More accountability. In a work cell, business analysts, developers, and testers work together as a tightly knit group and take responsibility for the whole process—definition of user requirements, development of code, functional testing, rework, user-acceptance testing, and the ultimate delivery of functionality to the customer. Such a team structure encourages a first-time-right ethic by increasing both individual and collective accountability.
Better communication. Cross-functional units reduce rework and delays that arise because of lack of coordination among disciplines. The complexity of a mix of onshore and offshore locations becomes easier to manage when requirement changes, updates, and clarifications happen within the unit rather than between functions. Finding and fixing defects will also be more efficient: members of the cross-functional unit will know which business analyst, developer, or tester to talk with and will be able to communicate directly. Team members may feel more empowered to give one another direct feedback, reducing the risk of error and the cost of rework. Schedule changes are communicated in a timely manner to ensure capacity is available for testing or rework. Sharing prerelease notes ahead of time gives enough information on what the testers are expected to test. A 15-minute daily huddle can help the unit discuss current work and align on priorities. In addition, each cross-functional unit may have daily or alternate-day planning meetings.

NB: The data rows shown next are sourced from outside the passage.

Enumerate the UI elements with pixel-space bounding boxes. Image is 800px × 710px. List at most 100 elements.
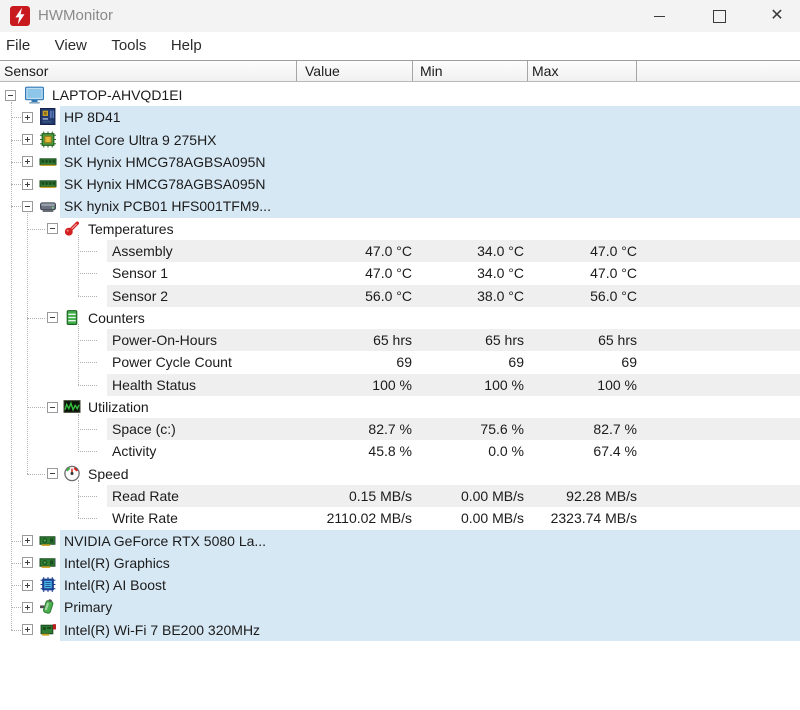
value-cell: 56.0 °C — [365, 285, 412, 307]
column-header-max[interactable]: Max — [528, 61, 637, 81]
tree-connector — [11, 206, 21, 207]
row-label: Intel(R) Graphics — [64, 552, 170, 574]
computer-icon — [22, 86, 47, 105]
row-highlight — [107, 485, 800, 507]
utilization-icon — [63, 398, 81, 415]
row-label: Counters — [88, 307, 145, 329]
tree-row-intel-r-graphics[interactable]: Intel(R) Graphics — [0, 552, 800, 574]
battery-icon — [38, 598, 58, 615]
menu-file[interactable]: File — [0, 32, 40, 60]
tree-connector — [27, 474, 45, 475]
max-cell: 67.4 % — [593, 440, 637, 462]
min-cell: 0.00 MB/s — [461, 507, 524, 529]
tree-row-sensor-1[interactable]: Sensor 147.0 °C34.0 °C47.0 °C — [0, 262, 800, 284]
tree-row-counters[interactable]: Counters — [0, 307, 800, 329]
expand-toggle-collapsed[interactable] — [22, 624, 33, 635]
expand-toggle-collapsed[interactable] — [22, 557, 33, 568]
menu-help[interactable]: Help — [161, 32, 212, 60]
menu-view[interactable]: View — [45, 32, 97, 60]
tree-row-read-rate[interactable]: Read Rate0.15 MB/s0.00 MB/s92.28 MB/s — [0, 485, 800, 507]
tree-connector — [78, 362, 97, 363]
ram-icon — [38, 153, 58, 170]
counters-icon — [63, 309, 81, 326]
column-header-blank — [637, 61, 800, 81]
tree-row-speed[interactable]: Speed — [0, 463, 800, 485]
tree-connector — [11, 563, 21, 564]
tree-row-health-status[interactable]: Health Status100 %100 %100 % — [0, 374, 800, 396]
row-label: Temperatures — [88, 218, 174, 240]
tree-row-nvidia-geforce-rtx-5080-la[interactable]: NVIDIA GeForce RTX 5080 La... — [0, 530, 800, 552]
tree-row-utilization[interactable]: Utilization — [0, 396, 800, 418]
value-cell: 100 % — [372, 374, 412, 396]
tree-row-power-on-hours[interactable]: Power-On-Hours65 hrs65 hrs65 hrs — [0, 329, 800, 351]
expand-toggle-expanded[interactable] — [47, 468, 58, 479]
expand-toggle-collapsed[interactable] — [22, 602, 33, 613]
tree-row-intel-core-ultra-9-275hx[interactable]: Intel Core Ultra 9 275HX — [0, 129, 800, 151]
expand-toggle-expanded[interactable] — [47, 223, 58, 234]
min-cell: 0.0 % — [488, 440, 524, 462]
tree-row-temperatures[interactable]: Temperatures — [0, 218, 800, 240]
tree-row-laptop-ahvqd1ei[interactable]: LAPTOP-AHVQD1EI — [0, 84, 800, 106]
tree-row-assembly[interactable]: Assembly 47.0 °C 34.0 °C 47.0 °C — [0, 240, 800, 262]
expand-toggle-expanded[interactable] — [47, 402, 58, 413]
row-highlight — [107, 240, 800, 262]
column-header-min[interactable]: Min — [413, 61, 528, 81]
tree-row-sensor-2[interactable]: Sensor 256.0 °C38.0 °C56.0 °C — [0, 285, 800, 307]
expand-toggle-collapsed[interactable] — [22, 134, 33, 145]
value-cell: 47.0 °C — [365, 240, 412, 262]
max-cell: 100 % — [597, 374, 637, 396]
ram-icon — [38, 175, 58, 192]
thermometer-icon — [63, 220, 81, 237]
tree-connector-vertical — [11, 102, 12, 630]
row-label: Sensor 1 — [112, 262, 168, 284]
max-cell: 47.0 °C — [590, 240, 637, 262]
tree-row-intel-r-wi-fi-7-be200-320mhz[interactable]: Intel(R) Wi-Fi 7 BE200 320MHz — [0, 619, 800, 641]
tree-row-power-cycle-count[interactable]: Power Cycle Count696969 — [0, 351, 800, 373]
row-label: SK Hynix HMCG78AGBSA095N — [64, 151, 266, 173]
expand-toggle-collapsed[interactable] — [22, 156, 33, 167]
tree-row-sk-hynix-hmcg78agbsa095n[interactable]: SK Hynix HMCG78AGBSA095N — [0, 173, 800, 195]
menu-tools[interactable]: Tools — [101, 32, 156, 60]
wifi-card-icon — [38, 621, 58, 638]
expand-toggle-collapsed[interactable] — [22, 580, 33, 591]
row-label: Utilization — [88, 396, 149, 418]
expand-toggle-expanded[interactable] — [5, 90, 16, 101]
tree-row-hp-8d41[interactable]: HP 8D41 — [0, 106, 800, 128]
lightning-icon — [10, 6, 30, 26]
column-header-value[interactable]: Value — [297, 61, 413, 81]
expand-toggle-collapsed[interactable] — [22, 535, 33, 546]
tree-row-space-c[interactable]: Space (c:)82.7 %75.6 %82.7 % — [0, 418, 800, 440]
expand-toggle-collapsed[interactable] — [22, 112, 33, 123]
ai-chip-icon — [38, 576, 58, 593]
max-cell: 82.7 % — [593, 418, 637, 440]
value-cell: 82.7 % — [368, 418, 412, 440]
menu-bar: File View Tools Help — [0, 32, 800, 60]
tree-row-activity[interactable]: Activity45.8 %0.0 %67.4 % — [0, 440, 800, 462]
close-button[interactable]: ✕ — [754, 0, 800, 32]
minimize-button[interactable] — [636, 0, 682, 32]
expand-toggle-expanded[interactable] — [47, 312, 58, 323]
row-label: SK Hynix HMCG78AGBSA095N — [64, 173, 266, 195]
row-label: NVIDIA GeForce RTX 5080 La... — [64, 530, 266, 552]
tree-connector — [78, 296, 97, 297]
row-highlight — [107, 285, 800, 307]
tree-connector — [27, 318, 45, 319]
row-label: Intel(R) AI Boost — [64, 574, 166, 596]
row-label: Assembly — [112, 240, 173, 262]
column-header-sensor[interactable]: Sensor — [0, 61, 297, 81]
tree-row-write-rate[interactable]: Write Rate2110.02 MB/s0.00 MB/s2323.74 M… — [0, 507, 800, 529]
tree-connector — [27, 407, 45, 408]
expand-toggle-collapsed[interactable] — [22, 179, 33, 190]
max-cell: 47.0 °C — [590, 262, 637, 284]
row-highlight — [107, 374, 800, 396]
tree-row-intel-r-ai-boost[interactable]: Intel(R) AI Boost — [0, 574, 800, 596]
expand-toggle-expanded[interactable] — [22, 201, 33, 212]
tree-row-sk-hynix-hmcg78agbsa095n[interactable]: SK Hynix HMCG78AGBSA095N — [0, 151, 800, 173]
tree-row-primary[interactable]: Primary — [0, 596, 800, 618]
min-cell: 34.0 °C — [477, 240, 524, 262]
maximize-icon — [713, 10, 726, 23]
tree-connector — [78, 340, 97, 341]
tree-row-sk-hynix-pcb01-hfs001tfm9[interactable]: SK hynix PCB01 HFS001TFM9... — [0, 195, 800, 217]
maximize-button[interactable] — [696, 0, 742, 32]
speed-icon — [63, 465, 81, 482]
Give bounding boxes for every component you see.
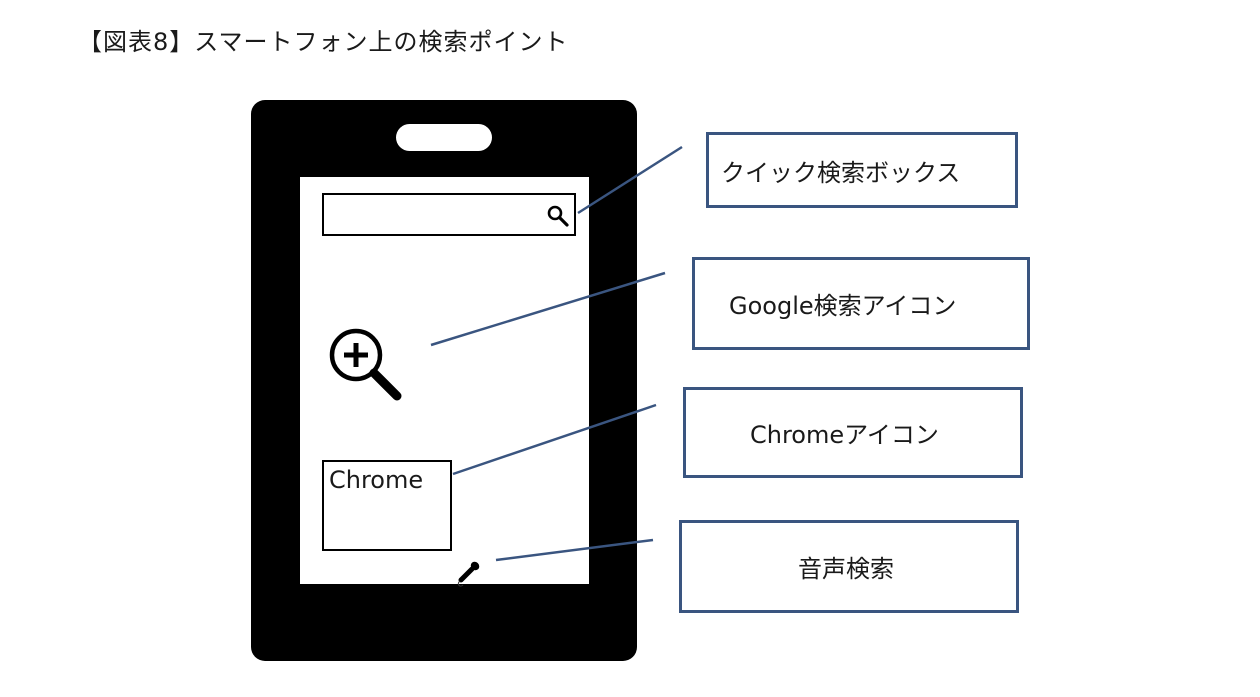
search-icon [547, 205, 569, 227]
callout-google-search-icon: Google検索アイコン [692, 257, 1030, 350]
callout-label: Chromeアイコン [750, 421, 939, 449]
quick-search-box[interactable] [322, 193, 576, 236]
callout-label: 音声検索 [798, 555, 894, 583]
chrome-app-icon[interactable]: Chrome [322, 460, 452, 551]
callout-chrome-icon: Chromeアイコン [683, 387, 1023, 478]
figure-title: 【図表8】スマートフォン上の検索ポイント [78, 28, 569, 56]
google-search-icon[interactable] [327, 326, 405, 404]
chrome-icon-label: Chrome [329, 466, 424, 494]
callout-label: Google検索アイコン [729, 292, 957, 320]
callout-quick-search-box: クイック検索ボックス [706, 132, 1018, 208]
phone-speaker [396, 124, 492, 151]
smartphone: Chrome [251, 100, 637, 661]
phone-screen: Chrome [300, 177, 589, 587]
callout-voice-search: 音声検索 [679, 520, 1019, 613]
callout-label: クイック検索ボックス [721, 158, 961, 187]
microphone-icon[interactable] [454, 558, 484, 588]
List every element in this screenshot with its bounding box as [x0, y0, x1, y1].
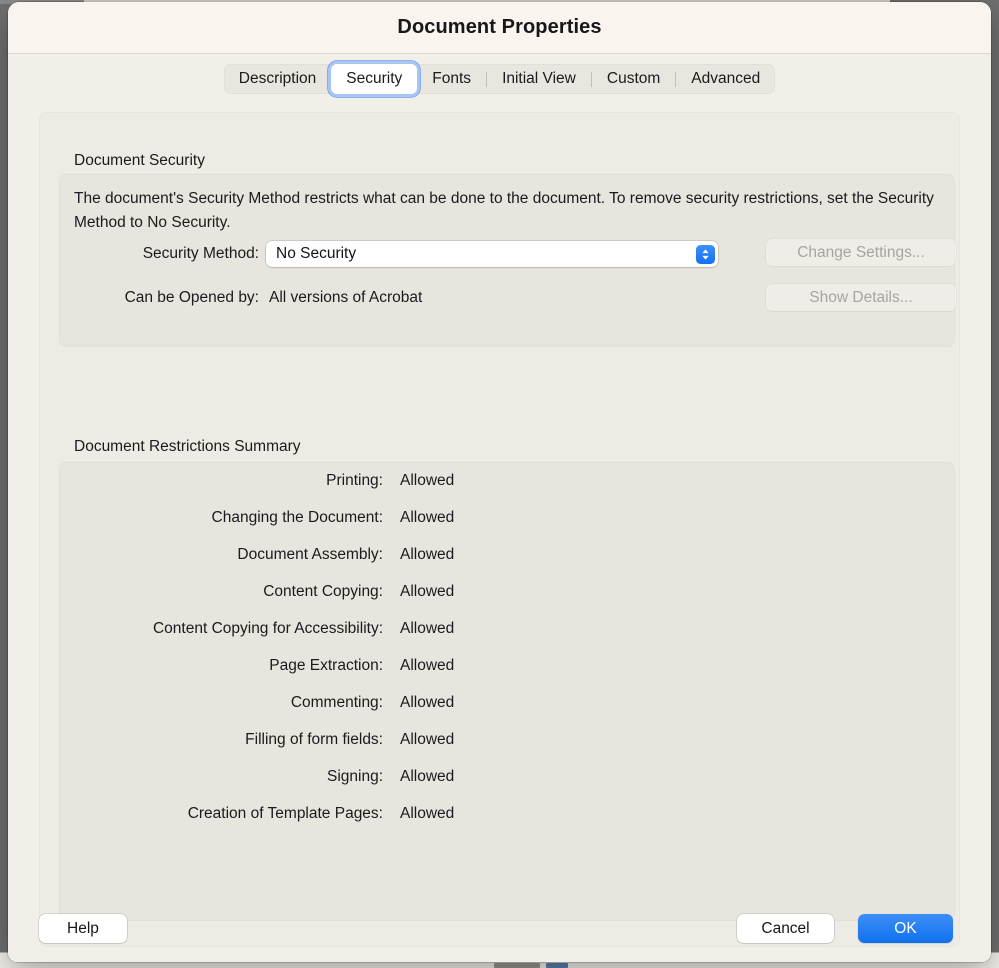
chevron-up-down-icon — [696, 245, 715, 264]
show-details-button[interactable]: Show Details... — [766, 284, 956, 311]
cancel-button[interactable]: Cancel — [737, 914, 834, 943]
tab-custom[interactable]: Custom — [592, 64, 675, 94]
tab-advanced[interactable]: Advanced — [676, 64, 775, 94]
restriction-value: Allowed — [400, 509, 454, 527]
restriction-key: Document Assembly: — [59, 546, 383, 564]
restriction-value: Allowed — [400, 657, 454, 675]
restriction-value: Allowed — [400, 620, 454, 638]
dialog-footer: Help Cancel OK — [8, 896, 991, 962]
dialog-body: Description Security Fonts Initial View … — [8, 54, 991, 962]
table-row: Changing the Document: Allowed — [59, 509, 955, 546]
opened-by-value: All versions of Acrobat — [269, 286, 422, 310]
opened-by-label: Can be Opened by: — [125, 289, 259, 307]
table-row: Content Copying for Accessibility: Allow… — [59, 620, 955, 657]
tabbar-wrapper: Description Security Fonts Initial View … — [8, 64, 991, 94]
restriction-key: Printing: — [59, 472, 383, 490]
restriction-value: Allowed — [400, 694, 454, 712]
document-restrictions-label: Document Restrictions Summary — [74, 438, 301, 456]
restriction-key: Commenting: — [59, 694, 383, 712]
document-restrictions-groupbox: Printing: Allowed Changing the Document:… — [59, 462, 955, 921]
restriction-key: Filling of form fields: — [59, 731, 383, 749]
table-row: Signing: Allowed — [59, 768, 955, 805]
background-window-artifact — [494, 963, 540, 968]
table-row: Filling of form fields: Allowed — [59, 731, 955, 768]
document-properties-dialog: Document Properties Description Security… — [8, 2, 991, 962]
table-row: Printing: Allowed — [59, 472, 955, 509]
table-row: Content Copying: Allowed — [59, 583, 955, 620]
tab-initial-view[interactable]: Initial View — [487, 64, 591, 94]
dialog-titlebar: Document Properties — [8, 2, 991, 54]
restriction-key: Page Extraction: — [59, 657, 383, 675]
security-method-value: No Security — [276, 245, 696, 263]
security-method-label-row: Security Method: — [59, 241, 259, 267]
table-row: Page Extraction: Allowed — [59, 657, 955, 694]
help-button[interactable]: Help — [39, 914, 127, 943]
screen: Document Properties Description Security… — [0, 0, 999, 968]
tab-panel-security: Document Security The document's Securit… — [39, 112, 960, 947]
restriction-key: Signing: — [59, 768, 383, 786]
restriction-value: Allowed — [400, 768, 454, 786]
security-method-label: Security Method: — [143, 245, 259, 263]
change-settings-button[interactable]: Change Settings... — [766, 239, 956, 266]
background-window-artifact-2 — [546, 963, 568, 968]
restriction-value: Allowed — [400, 546, 454, 564]
tab-security[interactable]: Security — [331, 64, 417, 94]
security-method-select[interactable]: No Security — [266, 241, 718, 267]
restriction-value: Allowed — [400, 583, 454, 601]
tab-description[interactable]: Description — [224, 64, 332, 94]
restriction-key: Creation of Template Pages: — [59, 805, 383, 823]
security-description-text: The document's Security Method restricts… — [74, 187, 940, 235]
restriction-value: Allowed — [400, 731, 454, 749]
tabbar: Description Security Fonts Initial View … — [224, 64, 775, 94]
tab-fonts[interactable]: Fonts — [417, 64, 486, 94]
ok-button[interactable]: OK — [858, 914, 953, 943]
document-security-label: Document Security — [74, 152, 205, 170]
restriction-key: Content Copying: — [59, 583, 383, 601]
restriction-key: Content Copying for Accessibility: — [59, 620, 383, 638]
restriction-key: Changing the Document: — [59, 509, 383, 527]
table-row: Document Assembly: Allowed — [59, 546, 955, 583]
opened-by-label-row: Can be Opened by: — [59, 286, 259, 310]
restriction-value: Allowed — [400, 805, 454, 823]
restrictions-list: Printing: Allowed Changing the Document:… — [59, 472, 955, 842]
dialog-title: Document Properties — [397, 16, 601, 39]
restriction-value: Allowed — [400, 472, 454, 490]
document-security-groupbox: The document's Security Method restricts… — [59, 174, 955, 347]
table-row: Commenting: Allowed — [59, 694, 955, 731]
table-row: Creation of Template Pages: Allowed — [59, 805, 955, 842]
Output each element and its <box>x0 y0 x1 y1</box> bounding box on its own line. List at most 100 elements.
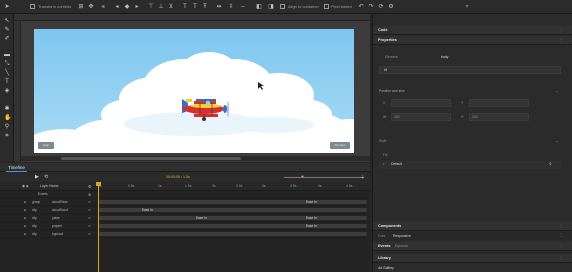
stage-workspace[interactable]: Help Preview <box>21 21 370 162</box>
align-right-icon[interactable]: ▸ <box>134 4 140 10</box>
panel-collapse-icon[interactable]: ▾ <box>464 4 470 10</box>
components-section-header[interactable]: Components ⋮ <box>373 222 572 231</box>
h-field[interactable]: 200 <box>469 113 529 121</box>
layer-track[interactable] <box>99 208 367 212</box>
text-top-icon[interactable]: T <box>182 4 188 10</box>
align-bottom-icon[interactable]: ⊻ <box>168 4 174 10</box>
refresh-icon[interactable]: ⟳ <box>378 4 384 10</box>
stage-help-button[interactable]: Help <box>38 142 54 149</box>
move-icon[interactable]: ✥ <box>88 4 94 10</box>
position-collapse-icon[interactable]: ⌄ <box>555 88 558 94</box>
tab-responsive[interactable]: Responsive <box>393 233 411 239</box>
undo-icon[interactable]: ↶ <box>358 4 364 10</box>
stage-preview-button[interactable]: Preview <box>330 142 350 149</box>
zoom-in-icon[interactable]: ＋ <box>360 174 365 181</box>
layer-track[interactable] <box>99 232 367 236</box>
layer-lock-icon[interactable]: ▭ <box>88 222 91 230</box>
fill-search-icon[interactable]: ⚲ <box>549 161 551 167</box>
redo-icon[interactable]: ↷ <box>368 4 374 10</box>
layer-visibility-icon[interactable]: ● <box>24 198 26 206</box>
code-section-header[interactable]: Code ⋮ <box>373 26 572 35</box>
keyframe-label[interactable]: Ease In <box>306 198 317 206</box>
events-menu-icon[interactable]: ⋮ <box>559 243 563 249</box>
brush-tool-icon[interactable]: ✐ <box>4 36 10 42</box>
layer-lock-icon[interactable]: ▭ <box>88 198 91 206</box>
align-left-icon[interactable]: ⫷ <box>100 4 106 10</box>
arrange-back-icon[interactable]: ◧ <box>256 4 262 10</box>
select-tool-icon[interactable]: ↖ <box>4 18 10 24</box>
layer-lock-icon[interactable]: ▭ <box>88 230 91 238</box>
align-container-checkbox[interactable] <box>280 4 285 9</box>
layer-lock-icon[interactable]: ▭ <box>88 206 91 214</box>
components-menu-icon[interactable]: ⋮ <box>559 223 563 229</box>
code-expand-icon[interactable]: ⋮ <box>559 27 563 33</box>
keyframe-label[interactable]: Ease In <box>142 206 153 214</box>
align-middle-icon[interactable]: ⊥ <box>158 4 164 10</box>
events-section-header[interactable]: Events Dynamic ⋮ <box>373 242 572 251</box>
properties-section-header[interactable]: Properties ⋮ <box>373 36 572 45</box>
align-left-edge-icon[interactable]: ◂ <box>114 4 120 10</box>
transform-tool-icon[interactable]: ⤡ <box>4 61 10 67</box>
layer-visibility-icon[interactable]: ● <box>24 206 26 214</box>
timeline-zoom-track[interactable] <box>284 177 364 178</box>
pointer-tool-icon[interactable]: ➤ <box>4 4 10 10</box>
zoom-tool-icon[interactable]: ⚲ <box>4 124 10 130</box>
components-more-icon[interactable]: ⋮ <box>559 232 563 238</box>
layer-lock-icon[interactable]: ▭ <box>88 214 91 222</box>
layer-track[interactable] <box>99 224 367 228</box>
timeline-row[interactable]: ● clip propell ▭ Ease In <box>0 222 370 230</box>
text-bottom-icon[interactable]: Ŧ <box>202 4 208 10</box>
layer-track[interactable] <box>99 200 367 204</box>
align-top-icon[interactable]: ⊤ <box>148 4 154 10</box>
events-tab-dynamic[interactable]: Dynamic <box>395 243 408 249</box>
pen-tool-icon[interactable]: ✎ <box>4 27 10 33</box>
align-center-icon[interactable]: ◆ <box>124 4 130 10</box>
library-section-header[interactable]: Library ⋮ <box>373 254 572 263</box>
crop-tool-icon[interactable]: ⌗ <box>4 133 10 139</box>
layer-visibility-icon[interactable]: ● <box>24 230 26 238</box>
space-h-icon[interactable]: ⇔ <box>240 4 246 10</box>
gear-tool-icon[interactable]: ✱ <box>4 106 10 112</box>
keyframe-label[interactable]: Ease In <box>306 222 317 230</box>
tab-core[interactable]: Core <box>378 233 385 239</box>
arrange-front-icon[interactable]: ◨ <box>268 4 274 10</box>
text-tool-icon[interactable]: T <box>4 79 10 85</box>
timeline-row[interactable]: ● clip bgcloud ▭ <box>0 230 370 238</box>
timeline-row[interactable]: ● clip cloudScout ▭ Ease In <box>0 206 370 214</box>
element-id-field[interactable]: bf <box>379 66 561 74</box>
keyframe-label-secondary[interactable]: Ease In <box>306 214 317 222</box>
timeline-row[interactable]: ● clip plane ▭ Ease In Ease In <box>0 214 370 222</box>
pixel-based-checkbox[interactable] <box>324 4 329 9</box>
y-field[interactable] <box>469 99 529 107</box>
grid-icon[interactable]: ⊞ <box>78 4 84 10</box>
layer-visibility-icon[interactable]: ● <box>24 222 26 230</box>
events-add-icon[interactable]: ⊕ <box>88 192 91 197</box>
playhead-line[interactable] <box>98 182 99 272</box>
style-collapse-icon[interactable]: ⌄ <box>555 138 558 144</box>
loop-icon[interactable]: ⟲ <box>44 174 48 180</box>
settings-icon[interactable]: ⚙ <box>388 4 394 10</box>
play-icon[interactable]: ▶ <box>35 174 39 180</box>
canvas-horizontal-scrollbar[interactable] <box>21 156 370 161</box>
distribute-v-icon[interactable]: ⇳ <box>228 4 234 10</box>
layer-track[interactable] <box>99 216 367 220</box>
properties-menu-icon[interactable]: ⋮ <box>559 37 563 43</box>
layer-visibility-icon[interactable]: ● <box>24 214 26 222</box>
scrollbar-thumb[interactable] <box>61 157 241 160</box>
line-tool-icon[interactable]: ╲ <box>4 70 10 76</box>
x-field[interactable] <box>391 99 451 107</box>
timeline-settings-icon[interactable]: ⚙ <box>88 184 92 189</box>
distribute-h-icon[interactable]: ⇹ <box>216 4 222 10</box>
shape-tool-icon[interactable]: ▬ <box>4 52 10 58</box>
w-field[interactable]: 400 <box>391 113 451 121</box>
keyframe-label[interactable]: Ease In <box>196 214 207 222</box>
tab-timeline[interactable]: Timeline <box>6 163 27 172</box>
transform-controls-checkbox[interactable] <box>30 4 35 9</box>
text-mid-icon[interactable]: T <box>192 4 198 10</box>
stage-canvas[interactable]: Help Preview <box>34 29 354 153</box>
fill-field[interactable]: ◐ Default ⚲ <box>379 161 561 169</box>
fill-tool-icon[interactable]: ◈ <box>4 88 10 94</box>
timeline-row[interactable]: ● group cloudShow ▭ Ease In <box>0 198 370 206</box>
hand-tool-icon[interactable]: ✋ <box>4 115 11 121</box>
library-menu-icon[interactable]: ⋮ <box>559 255 563 261</box>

Shorter iterations. Cross-functional units enable shorter cycles for testing handoffs because coordination is simpler when each iteration remains within a small group. As a result, waiting time is greatly reduced when testers need developers to provide clarifications or fix defects.
A large insurer sought to develop and roll out a global claims platform. Employees assigned to the project were located in four cities across three time zones. The application-development work was organized by functional discipline (business analysis, development, and testing). While there was a common project plan, it was effectively a stringing together of three separate project plans, one for each functional discipline. As a result, teams communicated inefficiently, which led to many code defects and much rework, poor sequencing, and missed milestones because no one had responsibility for the whole project.
Midway through the project, the insurer switched to cross-functional teams, giving each one responsibility for a set of logically related use cases. As a result, team members began to focus on delivering end-to-end functionality rather than just thinking about their own roles. This approach enabled more rapid exchange of information, faster requirements clarifications, and speedier problem solving. Code defects fell by 45 percent in just one month, which reduced the need for time-consuming rework. The new way of working resulted in 20 percent quicker time to market and thus improved frontline productivity. In addition, business customers could see the end product ahead of schedule and suggest necessary changes that enhanced the customer experience.
Some large application-development projects are challenging because of their complexity and interdependency among work streams. Cross-functional teams with end-to-end ownership of application modules can improve the cost, quality, and speed of these projects by providing more accountability, better coordination, and shorter iterations.